Paediatric population: Two pharmacokinetic studies with rosuvastatin (given as tablets) in paediatric patients with heterozygous familial hypercholesterolaemia 10-17 or 6-17 years of age (total of 214 patients) demonstrated that exposure in paediatric patients appears comparable to or lower than that in adult patients. Rosuvastatin exposure was predictable with respect to dose and time over a 2-year period.

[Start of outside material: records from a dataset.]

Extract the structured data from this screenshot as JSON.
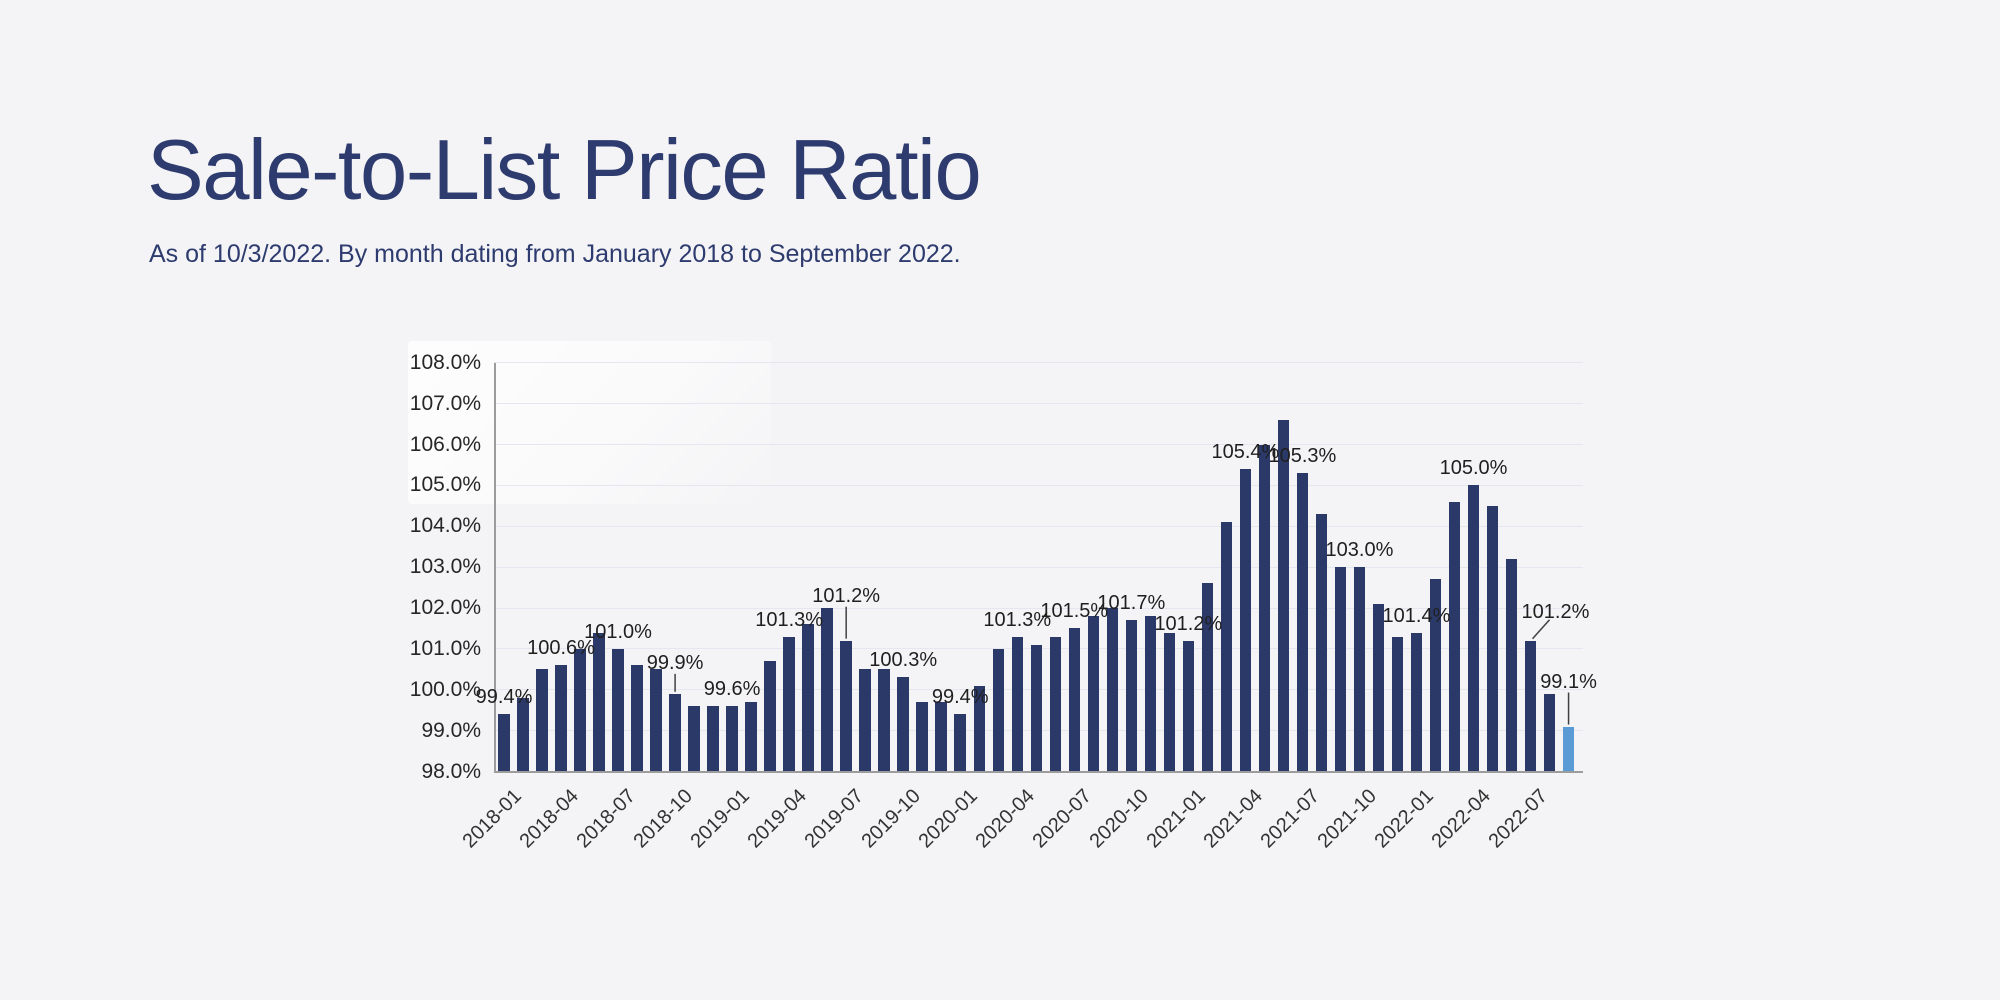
{
  "header": {
    "title": "Sale-to-List Price Ratio",
    "subtitle": "As of 10/3/2022. By month dating from January 2018 to September 2022."
  },
  "colors": {
    "background": "#f4f4f6",
    "title_text": "#2d3b6e",
    "bar": "#2b3968",
    "highlight_bar": "#5b9bd5",
    "gridline": "#e4e7ef",
    "axis_line": "#9c9c9c",
    "axis_text": "#262626",
    "xtick_text": "#333333",
    "data_label_text": "#1f1f1f",
    "leader_line": "#404040"
  },
  "chart_data": {
    "type": "bar",
    "title": "Sale-to-List Price Ratio",
    "subtitle": "As of 10/3/2022. By month dating from January 2018 to September 2022.",
    "xlabel": "",
    "ylabel": "",
    "unit": "%",
    "ylim": [
      98.0,
      108.0
    ],
    "ytick_step": 1.0,
    "grid": true,
    "legend": "none",
    "x": [
      "2018-01",
      "2018-02",
      "2018-03",
      "2018-04",
      "2018-05",
      "2018-06",
      "2018-07",
      "2018-08",
      "2018-09",
      "2018-10",
      "2018-11",
      "2018-12",
      "2019-01",
      "2019-02",
      "2019-03",
      "2019-04",
      "2019-05",
      "2019-06",
      "2019-07",
      "2019-08",
      "2019-09",
      "2019-10",
      "2019-11",
      "2019-12",
      "2020-01",
      "2020-02",
      "2020-03",
      "2020-04",
      "2020-05",
      "2020-06",
      "2020-07",
      "2020-08",
      "2020-09",
      "2020-10",
      "2020-11",
      "2020-12",
      "2021-01",
      "2021-02",
      "2021-03",
      "2021-04",
      "2021-05",
      "2021-06",
      "2021-07",
      "2021-08",
      "2021-09",
      "2021-10",
      "2021-11",
      "2021-12",
      "2022-01",
      "2022-02",
      "2022-03",
      "2022-04",
      "2022-05",
      "2022-06",
      "2022-07",
      "2022-08",
      "2022-09"
    ],
    "values": [
      99.4,
      99.8,
      100.5,
      100.6,
      101.0,
      101.4,
      101.0,
      100.6,
      100.5,
      99.9,
      99.6,
      99.6,
      99.6,
      99.7,
      100.7,
      101.3,
      101.6,
      102.0,
      101.2,
      100.5,
      100.5,
      100.3,
      99.7,
      99.7,
      99.4,
      100.1,
      101.0,
      101.3,
      101.1,
      101.3,
      101.5,
      101.8,
      102.0,
      101.7,
      101.8,
      101.4,
      101.2,
      102.6,
      104.1,
      105.4,
      106.0,
      106.6,
      105.3,
      104.3,
      103.0,
      103.0,
      102.1,
      101.3,
      101.4,
      102.7,
      104.6,
      105.0,
      104.5,
      103.2,
      101.2,
      99.9,
      99.1
    ],
    "highlight_month": "2022-09",
    "ytick_labels": [
      "98.0%",
      "99.0%",
      "100.0%",
      "101.0%",
      "102.0%",
      "103.0%",
      "104.0%",
      "105.0%",
      "106.0%",
      "107.0%",
      "108.0%"
    ],
    "xtick_labels": [
      "2018-01",
      "2018-04",
      "2018-07",
      "2018-10",
      "2019-01",
      "2019-04",
      "2019-07",
      "2019-10",
      "2020-01",
      "2020-04",
      "2020-07",
      "2020-10",
      "2021-01",
      "2021-04",
      "2021-07",
      "2021-10",
      "2022-01",
      "2022-04",
      "2022-07"
    ],
    "data_labels": [
      {
        "month": "2018-01",
        "text": "99.4%",
        "leader": "none"
      },
      {
        "month": "2018-04",
        "text": "100.6%",
        "leader": "none"
      },
      {
        "month": "2018-07",
        "text": "101.0%",
        "leader": "none"
      },
      {
        "month": "2018-10",
        "text": "99.9%",
        "leader": "short-vertical"
      },
      {
        "month": "2019-01",
        "text": "99.6%",
        "leader": "none"
      },
      {
        "month": "2019-04",
        "text": "101.3%",
        "leader": "none"
      },
      {
        "month": "2019-07",
        "text": "101.2%",
        "leader": "long-vertical"
      },
      {
        "month": "2019-10",
        "text": "100.3%",
        "leader": "none"
      },
      {
        "month": "2020-01",
        "text": "99.4%",
        "leader": "none"
      },
      {
        "month": "2020-04",
        "text": "101.3%",
        "leader": "none"
      },
      {
        "month": "2020-07",
        "text": "101.5%",
        "leader": "none"
      },
      {
        "month": "2020-10",
        "text": "101.7%",
        "leader": "none"
      },
      {
        "month": "2021-01",
        "text": "101.2%",
        "leader": "none"
      },
      {
        "month": "2021-04",
        "text": "105.4%",
        "leader": "none"
      },
      {
        "month": "2021-07",
        "text": "105.3%",
        "leader": "none"
      },
      {
        "month": "2021-10",
        "text": "103.0%",
        "leader": "none"
      },
      {
        "month": "2022-01",
        "text": "101.4%",
        "leader": "none"
      },
      {
        "month": "2022-04",
        "text": "105.0%",
        "leader": "none"
      },
      {
        "month": "2022-07",
        "text": "101.2%",
        "leader": "diagonal"
      },
      {
        "month": "2022-09",
        "text": "99.1%",
        "leader": "long-vertical"
      }
    ]
  }
}
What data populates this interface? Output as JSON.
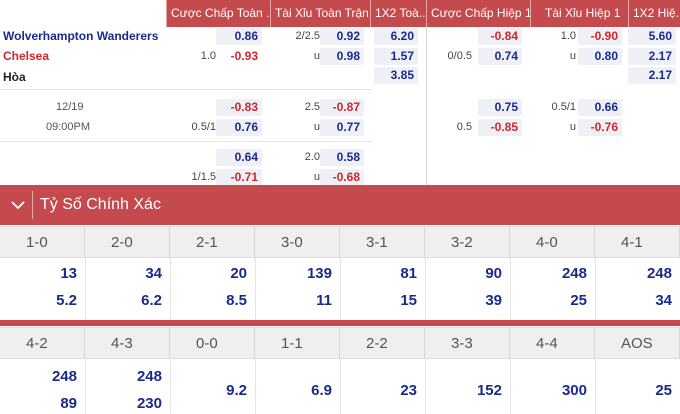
{
  "header": {
    "col1": "Cược Chấp Toàn ...",
    "col2": "Tài Xỉu Toàn Trận",
    "col3": "1X2 Toà...",
    "col4": "Cược Chấp Hiệp 1",
    "col5": "Tài Xỉu Hiệp 1",
    "col6": "1X2 Hiệ..."
  },
  "match": {
    "home": "Wolverhampton Wanderers",
    "away": "Chelsea",
    "draw": "Hòa",
    "date": "12/19",
    "time": "09:00PM"
  },
  "odds": {
    "r1": {
      "ft_hcap_home": "0.86",
      "ft_ou_line": "2/2.5",
      "ft_ou_over": "0.92",
      "ft_1x2_home": "6.20",
      "h1_hcap_home": "-0.84",
      "h1_ou_line": "1.0",
      "h1_ou_over": "-0.90",
      "h1_1x2_home": "5.60"
    },
    "r2": {
      "ft_hcap_line": "1.0",
      "ft_hcap_away": "-0.93",
      "ft_ou_u": "u",
      "ft_ou_under": "0.98",
      "ft_1x2_away": "1.57",
      "h1_hcap_line": "0/0.5",
      "h1_hcap_away": "0.74",
      "h1_ou_u": "u",
      "h1_ou_under": "0.80",
      "h1_1x2_away": "2.17"
    },
    "r3": {
      "ft_1x2_draw": "3.85",
      "h1_1x2_draw": "2.17"
    },
    "r4": {
      "ft_hcap_home": "-0.83",
      "ft_ou_line": "2.5",
      "ft_ou_over": "-0.87",
      "h1_hcap_home": "0.75",
      "h1_ou_line": "0.5/1",
      "h1_ou_over": "0.66"
    },
    "r5": {
      "ft_hcap_line": "0.5/1",
      "ft_hcap_away": "0.76",
      "ft_ou_u": "u",
      "ft_ou_under": "0.77",
      "h1_hcap_line": "0.5",
      "h1_hcap_away": "-0.85",
      "h1_ou_u": "u",
      "h1_ou_under": "-0.76"
    },
    "r6": {
      "ft_hcap_home": "0.64",
      "ft_ou_line": "2.0",
      "ft_ou_over": "0.58"
    },
    "r7": {
      "ft_hcap_line": "1/1.5",
      "ft_hcap_away": "-0.71",
      "ft_ou_u": "u",
      "ft_ou_under": "-0.68"
    }
  },
  "correct_score": {
    "title": "Tỷ Số Chính Xác",
    "row1": {
      "labels": [
        "1-0",
        "2-0",
        "2-1",
        "3-0",
        "3-1",
        "3-2",
        "4-0",
        "4-1"
      ],
      "top": [
        "13",
        "34",
        "20",
        "139",
        "81",
        "90",
        "248",
        "248"
      ],
      "bottom": [
        "5.2",
        "6.2",
        "8.5",
        "11",
        "15",
        "39",
        "25",
        "34"
      ]
    },
    "row2": {
      "labels": [
        "4-2",
        "4-3",
        "0-0",
        "1-1",
        "2-2",
        "3-3",
        "4-4",
        "AOS"
      ],
      "top": [
        "248",
        "248",
        "",
        "",
        "",
        "",
        "",
        ""
      ],
      "mid": [
        "",
        "",
        "9.2",
        "6.9",
        "23",
        "152",
        "300",
        "25"
      ],
      "bottom": [
        "89",
        "230",
        "",
        "",
        "",
        "",
        "",
        ""
      ]
    }
  },
  "colors": {
    "accent": "#c44a4e",
    "home": "#1a2a8c",
    "away": "#d0262c"
  }
}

Toxicology: Preclinical safety data:
Preclinical data reveal no special hazard for humans based on conventional studies of safely pharmacology, genotoxicity and carcinogenicity potential. Specific tests for effects on hERG have not been evaluated. Adverse reactions not observed in clinical studies, but seen in animals at exposure levels similar to clinical exposure levels were as follows: In repeated-dose toxicity studies, histopathologic liver changes likely due to the pharmacologic action of rosuvastatin were observed in mouse, rat, and to a lesser extent with effects in the gall bladder in dogs, but not in monkeys. In addition, testicular toxicity was observed in monkeys and dogs at higher doses.
Reproductive toxicity was evident in rats, with reduced litter sizes, litter weight and pup survival observed at maternally toxic doses, where systemic exposures were several times above the therapeutic exposure level.